Quatuor Akilone - Haydn | Mozart | Schubert

9 novembre 2018

Quatuor Akilone

MIRARE

Haydn, Quatuor en do majeur op. 20 n°2
Mozart, Quatuor en sol majeur KV. 387
Schubert, Quartettsatz en do mineur

Au programme du dernier album du Quatuor Akilone, trois quatuors viennois. Bien qu’il mette en avant trois figures différentes – Haydn, Mozart et Schubert – cet album marque avant tout par sa cohérence : trois œuvres de maturité dans la vie de ces compositeurs (ou annonçant directement la période de maturité), qui proposent un véritable dialogue des instruments (notamment chez Haydn et Mozart) et des chromatismes aussi audacieux que savoureux. On observe également une certaine parenté entre les deux derniers quatuors retenus et Haydn : Mozart écrit son Quatuor n°14 en hommage à celui-ci, tandis que Schubert en reprend le classicisme dans son Quartettsatz. L’ensemble de cet album offre ainsi une belle réflexion sur le préromantisme et le romantisme dans le répertoire du quatuor à cordes.

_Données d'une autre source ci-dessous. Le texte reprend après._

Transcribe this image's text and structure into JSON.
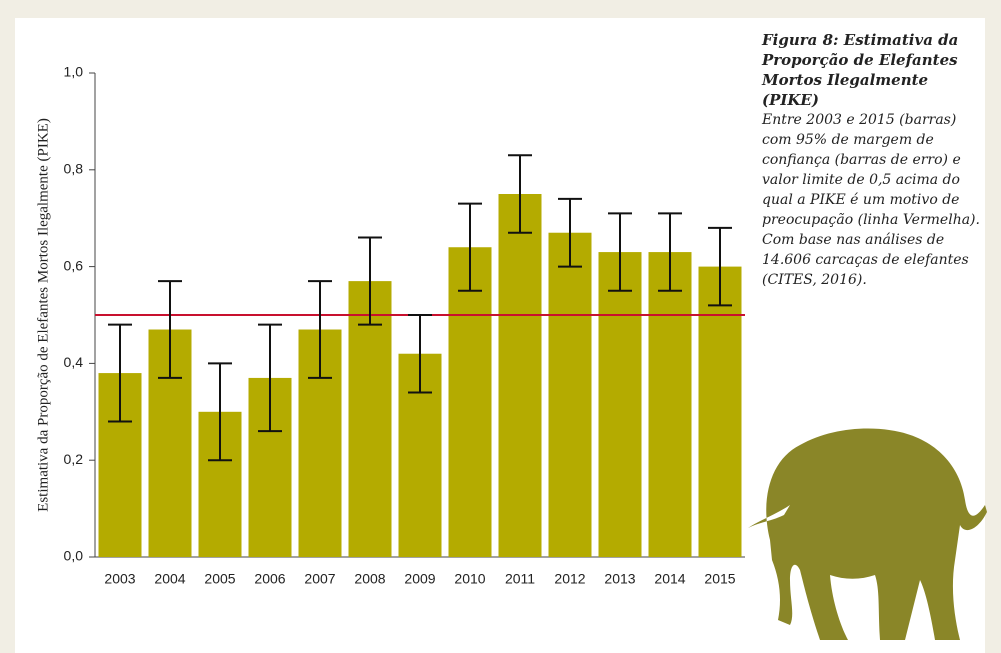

L’interprétation du Quatuor op.20 n°2 de Haydn est assez prudente, pour ne pas dire conventionnelle : les tempi sont relativement lents et les contrastes dans les nuances et les couleurs plutôt rares, au risque parfois d’alourdir le chant des instruments lorsqu’ils prennent le thème (notamment le violon dans le deuxième mouvement), d’atténuer le caractère dansant du premier mouvement ou du menuet, ou d’obliger à des rubatos malvenus. L’ornementation est très belle et particulièrement appropriée, ce qui nous rappelle combien le Quatuor Akilone connaît bien Haydn, et les instruments sont d’une justesse indéniable, mais l’ensemble manque légèrement de vie et de direction (en particulier dans la fugue du dernier mouvement qui semble une simple succession de sujets et de réexpositions, sans progression), sans que puisse se dégager une lecture personnelle de cette œuvre pourtant lumineuse. Au contraire, l’interprétation magistrale proposée par le Quatuor Hagen en 1994, nous montrait que cela était bel et bien possible.

A l’inverse, l’interprétation du Quatuor n°14 – le premier d’une série de six quatuors écrits, à l’arrivée de Mozart à Vienne en 1782, en hommage à la figure tutélaire du quatuor – est beaucoup plus convaincante. Dès les premières mesures, les musiciens semblent plus à l’aise et proposent de belles nuances chaleureuses, davantage de phrasé et un certain brio, le tout dans des tempi beaucoup plus adaptés. A l’exception du Menuet (curieusement placé en deuxième mouvement par Mozart, et d’une articulation redoutable !), moins convaincant dans son caractère et sa mesure, les trois autres mouvements sont superbement interprétés, avec beaucoup de générosité, notamment s’agissant du violoncelle.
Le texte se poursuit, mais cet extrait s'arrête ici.